「僕は不倫されても当然なのか」 幸せな結婚生活を暗転させた、年上再婚妻のあり得ない一言
盗み見た妻のLINEにあったのは…
希実さんは翌日も、さらにその翌日も、つまり3日続けて泥酔して帰宅。さすがに矩之さんも黙っていられなかった。
「3日目は帰るなり号泣していました。いったいどうしたんだ、何があったんだと心配したんです。すると希実は、何でもないと言いながらさらに号泣。泣き疲れて眠ったんですが、横に置いてあったスマホにふわっと文字が浮かび上がった。LINEのメッセージが見えました。『嫌いになったわけじゃないから』と。彼女のパスワードは子どもたちの誕生日を組み合わせたものだと知っていたので、初めてスマホを見てしまいました。罪悪感はあったけど、ここまできたら知りたい気持ちのほうが強かった」
LINEのやりとりを見た彼は、息が浅くなり、胸が苦しくてたまらなくなった。そこにあったのはホストらしい男と妻の粘っこい会話だった。
「男が妻に『お店に来てよー、僕のことが好きならたくさん飲んでほしい』と訴え、それを妻がよしよしと受け入れている。うちは娘ふたりだったから、希実は『息子がいたら、家庭の状況も変わってたよね、きっと。息子を育ててみたかった』と言ったこともありました。ホストは息子くらいの年齢ですよ。どのくらい入れあげているのかわからないけど、希実の心の中で、何か箍が外れてしまったのではないかと不安がよぎりました」
親としての責任を果たし、燃え尽き症候群になったのだろうか。だが希実さんは、むしろ子どもの独立を喜び、自分の人生を満喫していたはず。ホストクラブに行くのも、解放された妻たちの娯楽にすぎないのではないか。

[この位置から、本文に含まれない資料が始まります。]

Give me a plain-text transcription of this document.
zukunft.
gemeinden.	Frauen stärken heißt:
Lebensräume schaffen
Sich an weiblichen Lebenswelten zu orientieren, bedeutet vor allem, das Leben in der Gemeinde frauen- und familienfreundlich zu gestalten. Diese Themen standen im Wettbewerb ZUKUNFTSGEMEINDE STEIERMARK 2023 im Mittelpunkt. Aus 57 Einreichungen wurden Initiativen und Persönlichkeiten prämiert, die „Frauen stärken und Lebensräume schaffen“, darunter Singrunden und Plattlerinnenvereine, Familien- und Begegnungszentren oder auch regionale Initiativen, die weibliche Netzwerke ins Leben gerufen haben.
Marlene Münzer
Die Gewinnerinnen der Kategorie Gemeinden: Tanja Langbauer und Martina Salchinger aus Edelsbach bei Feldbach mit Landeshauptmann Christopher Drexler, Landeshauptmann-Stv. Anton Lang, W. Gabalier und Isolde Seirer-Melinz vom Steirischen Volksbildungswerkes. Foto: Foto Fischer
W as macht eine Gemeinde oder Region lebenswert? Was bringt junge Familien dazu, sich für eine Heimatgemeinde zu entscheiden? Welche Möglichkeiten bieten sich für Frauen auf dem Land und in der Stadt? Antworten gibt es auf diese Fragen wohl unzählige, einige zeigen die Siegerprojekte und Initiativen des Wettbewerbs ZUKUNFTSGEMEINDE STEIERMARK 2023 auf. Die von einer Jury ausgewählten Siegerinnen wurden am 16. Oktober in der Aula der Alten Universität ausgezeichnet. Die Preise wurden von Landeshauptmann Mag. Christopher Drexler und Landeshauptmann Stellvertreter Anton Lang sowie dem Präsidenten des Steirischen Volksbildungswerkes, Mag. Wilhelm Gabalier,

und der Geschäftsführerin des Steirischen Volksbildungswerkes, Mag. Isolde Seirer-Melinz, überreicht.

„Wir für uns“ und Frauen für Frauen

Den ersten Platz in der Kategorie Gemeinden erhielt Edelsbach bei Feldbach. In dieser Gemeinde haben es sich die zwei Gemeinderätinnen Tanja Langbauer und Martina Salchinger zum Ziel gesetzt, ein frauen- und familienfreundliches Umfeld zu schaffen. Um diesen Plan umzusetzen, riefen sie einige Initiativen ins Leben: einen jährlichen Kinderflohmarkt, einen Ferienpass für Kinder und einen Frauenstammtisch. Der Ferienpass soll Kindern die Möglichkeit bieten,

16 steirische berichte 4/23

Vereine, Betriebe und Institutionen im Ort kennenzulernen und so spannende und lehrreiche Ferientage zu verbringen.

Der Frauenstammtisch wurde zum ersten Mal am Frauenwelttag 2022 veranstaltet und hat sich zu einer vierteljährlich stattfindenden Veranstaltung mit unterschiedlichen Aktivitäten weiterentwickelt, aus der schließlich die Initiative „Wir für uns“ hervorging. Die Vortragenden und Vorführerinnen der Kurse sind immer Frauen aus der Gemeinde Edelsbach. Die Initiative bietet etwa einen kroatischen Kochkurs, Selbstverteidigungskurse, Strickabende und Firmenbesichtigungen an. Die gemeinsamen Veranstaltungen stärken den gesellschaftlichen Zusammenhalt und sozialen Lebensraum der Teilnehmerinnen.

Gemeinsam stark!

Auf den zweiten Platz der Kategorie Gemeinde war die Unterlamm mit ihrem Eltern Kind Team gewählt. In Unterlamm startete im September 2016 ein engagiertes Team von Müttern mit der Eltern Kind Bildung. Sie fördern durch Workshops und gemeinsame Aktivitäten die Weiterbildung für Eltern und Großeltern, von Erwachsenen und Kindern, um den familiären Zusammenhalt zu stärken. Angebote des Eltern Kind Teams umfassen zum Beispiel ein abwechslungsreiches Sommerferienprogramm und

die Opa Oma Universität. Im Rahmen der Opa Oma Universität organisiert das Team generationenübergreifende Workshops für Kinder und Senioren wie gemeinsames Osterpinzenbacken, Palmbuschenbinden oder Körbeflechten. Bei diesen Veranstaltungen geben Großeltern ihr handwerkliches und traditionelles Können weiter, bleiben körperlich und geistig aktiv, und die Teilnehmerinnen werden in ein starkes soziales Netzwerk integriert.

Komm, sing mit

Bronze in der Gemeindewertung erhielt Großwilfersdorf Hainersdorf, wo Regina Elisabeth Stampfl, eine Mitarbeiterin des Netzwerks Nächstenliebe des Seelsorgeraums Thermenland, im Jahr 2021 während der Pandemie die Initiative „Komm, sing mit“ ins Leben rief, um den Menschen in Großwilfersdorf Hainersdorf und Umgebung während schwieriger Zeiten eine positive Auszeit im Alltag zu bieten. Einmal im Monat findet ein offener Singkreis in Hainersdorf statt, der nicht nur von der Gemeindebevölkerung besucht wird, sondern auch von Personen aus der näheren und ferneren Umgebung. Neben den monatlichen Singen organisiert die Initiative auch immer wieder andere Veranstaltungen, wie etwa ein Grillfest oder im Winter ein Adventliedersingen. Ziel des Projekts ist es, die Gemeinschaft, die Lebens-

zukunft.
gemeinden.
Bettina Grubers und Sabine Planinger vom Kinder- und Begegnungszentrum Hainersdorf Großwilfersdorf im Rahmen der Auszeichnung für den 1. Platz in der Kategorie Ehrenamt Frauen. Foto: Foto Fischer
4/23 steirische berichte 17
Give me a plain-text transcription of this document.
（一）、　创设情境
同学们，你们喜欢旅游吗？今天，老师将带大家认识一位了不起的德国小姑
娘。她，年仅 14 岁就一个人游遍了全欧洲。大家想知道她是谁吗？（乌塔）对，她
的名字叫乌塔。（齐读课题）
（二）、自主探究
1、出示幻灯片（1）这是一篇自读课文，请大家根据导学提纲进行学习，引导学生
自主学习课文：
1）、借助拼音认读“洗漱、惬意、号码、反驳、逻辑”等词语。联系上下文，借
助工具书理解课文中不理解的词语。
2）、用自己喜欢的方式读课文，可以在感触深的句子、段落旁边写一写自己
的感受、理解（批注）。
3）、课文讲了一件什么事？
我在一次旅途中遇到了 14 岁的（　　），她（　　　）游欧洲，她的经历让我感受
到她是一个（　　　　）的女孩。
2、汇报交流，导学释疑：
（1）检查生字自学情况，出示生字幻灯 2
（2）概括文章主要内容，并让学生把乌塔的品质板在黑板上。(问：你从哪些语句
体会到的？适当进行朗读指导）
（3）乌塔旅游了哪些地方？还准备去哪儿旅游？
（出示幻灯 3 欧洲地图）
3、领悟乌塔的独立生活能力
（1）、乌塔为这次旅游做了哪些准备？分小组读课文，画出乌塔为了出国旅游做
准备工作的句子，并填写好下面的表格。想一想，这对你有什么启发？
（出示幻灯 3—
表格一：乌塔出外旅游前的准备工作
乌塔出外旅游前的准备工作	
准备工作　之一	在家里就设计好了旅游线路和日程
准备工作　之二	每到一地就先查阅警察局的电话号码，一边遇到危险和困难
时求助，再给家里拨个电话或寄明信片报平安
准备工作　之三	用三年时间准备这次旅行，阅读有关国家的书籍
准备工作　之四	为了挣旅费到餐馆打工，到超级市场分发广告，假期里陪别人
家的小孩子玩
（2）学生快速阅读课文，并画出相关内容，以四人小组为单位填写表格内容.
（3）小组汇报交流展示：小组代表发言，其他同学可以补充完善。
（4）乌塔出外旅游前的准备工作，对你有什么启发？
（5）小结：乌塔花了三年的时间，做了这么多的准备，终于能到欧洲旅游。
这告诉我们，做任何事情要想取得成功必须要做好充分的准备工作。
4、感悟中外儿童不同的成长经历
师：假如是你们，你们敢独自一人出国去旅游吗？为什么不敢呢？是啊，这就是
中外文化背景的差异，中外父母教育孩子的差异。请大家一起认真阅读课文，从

「僕も最初はそう思ったんですよ。ただ、翌日は日曜日でふたりとも仕事は休みだった。ぐったりしている希実に、僕は『言いたいことはないの?』と聞いてみました。希実は『何が?』とか『何でもない』とか言っていましたが、最後にはまた泣き出して……。どうやらホストにはまったのは本当でした。しかも彼女は本気だった。ただ、最近はお気に入りのホストがもっとお金を遣ってくれる女性に夢中になっているようで、それがショックだったと。相手は商売なんだから、本気になるなよと言うしかありませんでした。若い女性がアイドルに夢中になるような感じにしか思えなかったので、そのときはあまり深刻に受け止めなかったんですよ、僕は。『お金は大丈夫なの?』と聞いたら、そんなに貢いではいないと」
若いホストと妻が性的な関係を持っているとも思えなかったし、矩之さんはとがめなかった。それは妻を心から愛しているからだと彼は言う。妻の自由を阻害したくなかった、妻にもそのくらいの恋心を抱く自由はあるはずだから、と。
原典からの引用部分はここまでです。